Des tribunes en liesse aux rues pavoisées, la Coupe d’Afrique des Nations met le continent en mouvement. Cette ferveur collective réveille une mémoire autrement plus ancienne: celle d’une Afrique longtemps sillonnée de routes, de ribats et de ports, où le Maroc a laissé une empreinte durable.
Parmi ces trajectoires transcontinentales, l’une s’impose d’emblée par sa portée: celle du fondateur de la voie mystique Chadiliya, née au Maroc, développée en Tunisie et en Égypte, avant de rayonner vers de vastes régions du monde musulman.
Il s’agit de l’imam Abou-l-Hassan Ali Chadili, reconnu pour sa rigueur doctrinale autant que pour l’intensité de sa ferveur spirituelle, mais dont l’engagement dans les événements politiques et militaires de son temps demeure souvent méconnu.
Né vers 1196 au sein des Ghomara et formé à Fès, il entreprit très tôt une longue quête initiatique en Orient, qui le conduisit finalement à regagner son berceau rifain, vers le mont Allam, où il rencontra le pôle spirituel de son temps et maître décisif de son cheminement, Moulay Abd-Salam Ben Mchich.
À la demande de ce dernier, Chadili prit la route de l’Est et s’établit en Tunisie, notamment dans la région de Chadla, dont il conserva le nom.
En 1244, le voilà en Égypte, accompagné de plusieurs disciples, tout en laissant derrière lui un foyer spirituel solidement enraciné.
Accueilli favorablement par les autorités ayyoubides puis mameloukes, Chadili s’installa principalement à Alexandrie, dans un contexte de grave tension pour le pays. En juin 1249, les troupes du royaume de France, conduites par Louis IX, débarquèrent et occupèrent Damiette sans combat, provoquant une profonde stupeur dans le monde musulman.
C’est là que se révéla un aspect moins connu de la figure de Chadili: sa participation active à l’appel à la résistance, aux côtés des savants et des religieux.

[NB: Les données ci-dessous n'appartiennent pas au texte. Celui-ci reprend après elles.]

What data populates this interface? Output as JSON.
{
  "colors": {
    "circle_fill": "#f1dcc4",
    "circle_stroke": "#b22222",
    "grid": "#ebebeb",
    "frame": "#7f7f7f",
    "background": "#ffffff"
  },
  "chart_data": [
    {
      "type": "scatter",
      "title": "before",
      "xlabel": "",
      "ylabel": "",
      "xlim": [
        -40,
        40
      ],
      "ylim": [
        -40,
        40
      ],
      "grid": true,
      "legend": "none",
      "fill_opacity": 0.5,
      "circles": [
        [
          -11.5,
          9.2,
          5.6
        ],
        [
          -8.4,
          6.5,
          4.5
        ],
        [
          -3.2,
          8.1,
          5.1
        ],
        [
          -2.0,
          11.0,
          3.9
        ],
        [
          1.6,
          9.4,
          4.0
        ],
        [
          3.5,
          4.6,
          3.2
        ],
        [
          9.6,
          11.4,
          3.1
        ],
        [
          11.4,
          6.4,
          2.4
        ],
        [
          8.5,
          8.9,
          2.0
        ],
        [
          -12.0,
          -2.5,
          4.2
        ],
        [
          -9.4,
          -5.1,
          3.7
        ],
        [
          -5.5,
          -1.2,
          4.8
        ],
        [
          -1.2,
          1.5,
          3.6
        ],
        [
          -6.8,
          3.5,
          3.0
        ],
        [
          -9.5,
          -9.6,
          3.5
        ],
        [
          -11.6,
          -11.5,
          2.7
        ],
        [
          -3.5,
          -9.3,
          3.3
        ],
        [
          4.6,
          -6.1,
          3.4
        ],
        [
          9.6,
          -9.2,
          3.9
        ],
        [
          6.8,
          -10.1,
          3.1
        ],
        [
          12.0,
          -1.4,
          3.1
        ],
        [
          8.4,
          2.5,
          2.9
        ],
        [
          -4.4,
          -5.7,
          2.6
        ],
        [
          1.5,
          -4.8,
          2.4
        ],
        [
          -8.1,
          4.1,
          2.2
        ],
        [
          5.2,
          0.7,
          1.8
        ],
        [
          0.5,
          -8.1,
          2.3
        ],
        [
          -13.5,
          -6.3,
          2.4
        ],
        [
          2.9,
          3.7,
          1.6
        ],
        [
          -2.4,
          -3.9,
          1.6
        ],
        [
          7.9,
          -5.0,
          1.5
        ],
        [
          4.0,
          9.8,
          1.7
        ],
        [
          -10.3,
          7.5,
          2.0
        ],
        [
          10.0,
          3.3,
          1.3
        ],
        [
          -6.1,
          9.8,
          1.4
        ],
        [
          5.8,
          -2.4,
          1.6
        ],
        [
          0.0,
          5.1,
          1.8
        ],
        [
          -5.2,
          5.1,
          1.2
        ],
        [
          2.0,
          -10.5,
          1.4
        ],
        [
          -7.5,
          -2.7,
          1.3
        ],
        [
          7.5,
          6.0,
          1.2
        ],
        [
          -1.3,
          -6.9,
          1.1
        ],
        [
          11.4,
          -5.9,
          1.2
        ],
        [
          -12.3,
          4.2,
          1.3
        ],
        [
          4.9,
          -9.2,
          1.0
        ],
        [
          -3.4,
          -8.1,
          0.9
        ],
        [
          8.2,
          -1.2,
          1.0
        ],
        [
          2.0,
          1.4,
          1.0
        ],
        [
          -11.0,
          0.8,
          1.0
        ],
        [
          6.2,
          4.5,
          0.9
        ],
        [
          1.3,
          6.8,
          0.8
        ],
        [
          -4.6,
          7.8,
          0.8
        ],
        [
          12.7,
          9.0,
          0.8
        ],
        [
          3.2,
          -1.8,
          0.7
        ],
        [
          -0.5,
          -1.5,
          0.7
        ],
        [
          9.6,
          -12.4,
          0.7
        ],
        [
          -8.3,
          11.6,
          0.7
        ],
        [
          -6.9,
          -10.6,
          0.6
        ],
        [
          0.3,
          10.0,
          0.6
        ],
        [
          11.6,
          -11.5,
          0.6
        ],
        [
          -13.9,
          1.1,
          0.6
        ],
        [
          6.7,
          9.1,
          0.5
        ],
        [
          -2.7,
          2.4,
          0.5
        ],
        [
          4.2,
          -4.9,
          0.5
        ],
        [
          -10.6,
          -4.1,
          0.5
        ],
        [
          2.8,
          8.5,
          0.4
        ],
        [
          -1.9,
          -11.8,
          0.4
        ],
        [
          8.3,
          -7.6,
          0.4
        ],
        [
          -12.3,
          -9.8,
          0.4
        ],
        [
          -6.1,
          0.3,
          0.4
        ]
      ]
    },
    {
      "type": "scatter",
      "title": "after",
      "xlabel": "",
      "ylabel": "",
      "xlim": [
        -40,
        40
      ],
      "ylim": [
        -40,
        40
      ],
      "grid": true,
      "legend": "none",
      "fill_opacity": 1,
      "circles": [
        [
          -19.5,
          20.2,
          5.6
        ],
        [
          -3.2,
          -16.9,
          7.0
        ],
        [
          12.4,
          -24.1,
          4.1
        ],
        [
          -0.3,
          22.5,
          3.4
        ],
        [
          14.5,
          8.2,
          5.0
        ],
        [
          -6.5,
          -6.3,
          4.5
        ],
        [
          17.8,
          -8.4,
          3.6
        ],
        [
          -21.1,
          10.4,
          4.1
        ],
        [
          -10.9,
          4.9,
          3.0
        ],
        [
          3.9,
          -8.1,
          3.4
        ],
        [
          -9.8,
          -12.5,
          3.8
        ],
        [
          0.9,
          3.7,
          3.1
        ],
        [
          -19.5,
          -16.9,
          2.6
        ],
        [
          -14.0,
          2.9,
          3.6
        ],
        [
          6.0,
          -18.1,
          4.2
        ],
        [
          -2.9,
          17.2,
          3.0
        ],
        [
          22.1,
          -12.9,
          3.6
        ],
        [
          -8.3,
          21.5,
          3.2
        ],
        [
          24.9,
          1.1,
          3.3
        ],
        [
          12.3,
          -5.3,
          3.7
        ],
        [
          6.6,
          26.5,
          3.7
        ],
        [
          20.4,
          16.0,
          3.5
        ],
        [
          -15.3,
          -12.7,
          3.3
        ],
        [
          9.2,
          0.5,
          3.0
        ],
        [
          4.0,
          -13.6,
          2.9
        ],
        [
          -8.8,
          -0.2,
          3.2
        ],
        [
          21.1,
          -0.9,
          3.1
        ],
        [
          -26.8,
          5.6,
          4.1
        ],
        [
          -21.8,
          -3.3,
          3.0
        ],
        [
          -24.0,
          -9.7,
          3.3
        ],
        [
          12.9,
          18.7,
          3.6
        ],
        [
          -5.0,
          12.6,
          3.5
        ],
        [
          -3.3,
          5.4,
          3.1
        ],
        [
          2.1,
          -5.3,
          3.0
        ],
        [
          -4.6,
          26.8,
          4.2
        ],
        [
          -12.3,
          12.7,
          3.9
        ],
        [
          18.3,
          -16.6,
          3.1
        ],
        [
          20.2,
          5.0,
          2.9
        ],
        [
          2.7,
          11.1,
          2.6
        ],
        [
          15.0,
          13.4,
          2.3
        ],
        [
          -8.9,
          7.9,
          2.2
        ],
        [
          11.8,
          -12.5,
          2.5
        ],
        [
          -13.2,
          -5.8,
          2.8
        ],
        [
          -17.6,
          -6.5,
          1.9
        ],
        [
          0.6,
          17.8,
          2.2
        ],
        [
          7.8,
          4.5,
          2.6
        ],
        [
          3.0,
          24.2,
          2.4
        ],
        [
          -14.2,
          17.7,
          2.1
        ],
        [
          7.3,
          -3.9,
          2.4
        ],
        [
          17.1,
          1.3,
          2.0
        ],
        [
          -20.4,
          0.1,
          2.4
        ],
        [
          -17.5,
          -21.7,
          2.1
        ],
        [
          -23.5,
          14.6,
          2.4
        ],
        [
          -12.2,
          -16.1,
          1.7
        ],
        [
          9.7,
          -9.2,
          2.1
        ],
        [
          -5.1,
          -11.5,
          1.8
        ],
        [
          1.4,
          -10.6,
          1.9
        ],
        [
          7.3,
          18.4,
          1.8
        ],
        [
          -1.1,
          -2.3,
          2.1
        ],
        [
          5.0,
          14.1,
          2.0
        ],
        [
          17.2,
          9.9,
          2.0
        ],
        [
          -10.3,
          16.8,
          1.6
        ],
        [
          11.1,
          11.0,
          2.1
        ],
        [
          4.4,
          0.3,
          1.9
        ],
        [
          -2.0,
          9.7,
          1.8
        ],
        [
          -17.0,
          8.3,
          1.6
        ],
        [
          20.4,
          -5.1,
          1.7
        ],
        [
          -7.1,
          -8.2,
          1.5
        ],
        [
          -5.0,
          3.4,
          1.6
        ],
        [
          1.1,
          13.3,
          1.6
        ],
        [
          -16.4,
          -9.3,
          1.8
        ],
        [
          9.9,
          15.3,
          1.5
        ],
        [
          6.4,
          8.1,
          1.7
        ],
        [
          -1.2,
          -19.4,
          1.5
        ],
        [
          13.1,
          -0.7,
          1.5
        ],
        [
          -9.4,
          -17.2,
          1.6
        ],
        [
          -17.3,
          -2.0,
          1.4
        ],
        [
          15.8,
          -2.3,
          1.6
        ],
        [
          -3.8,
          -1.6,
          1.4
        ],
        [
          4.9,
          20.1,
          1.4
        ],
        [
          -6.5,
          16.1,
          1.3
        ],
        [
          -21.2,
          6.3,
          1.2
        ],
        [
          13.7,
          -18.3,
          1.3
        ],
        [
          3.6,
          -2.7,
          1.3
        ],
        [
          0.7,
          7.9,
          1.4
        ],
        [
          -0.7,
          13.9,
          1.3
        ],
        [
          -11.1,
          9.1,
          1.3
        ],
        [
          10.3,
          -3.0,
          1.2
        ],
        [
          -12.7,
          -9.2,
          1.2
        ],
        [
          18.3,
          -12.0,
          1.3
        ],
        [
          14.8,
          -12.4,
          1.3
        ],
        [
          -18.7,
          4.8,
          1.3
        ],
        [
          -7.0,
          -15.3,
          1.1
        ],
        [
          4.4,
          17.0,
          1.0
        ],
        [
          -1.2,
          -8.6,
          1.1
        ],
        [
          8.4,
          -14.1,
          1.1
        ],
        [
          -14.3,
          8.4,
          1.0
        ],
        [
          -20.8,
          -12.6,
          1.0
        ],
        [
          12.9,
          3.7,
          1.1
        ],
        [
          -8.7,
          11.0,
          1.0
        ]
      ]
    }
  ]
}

Il fut ainsi présent lors de la bataille décisive de Mansourah, dans l’est du delta du Nil, qui s’acheva par la victoire des musulmans et l’emprisonnement de Louis IX.
Les récits rapportent que Chadili galvanisa les foules, inspira les combattants et diffusa parmi eux la certitude de la victoire, démontrant que la mystique pouvait nourrir une forme d’engagement total, loin de toute retraite hors du monde.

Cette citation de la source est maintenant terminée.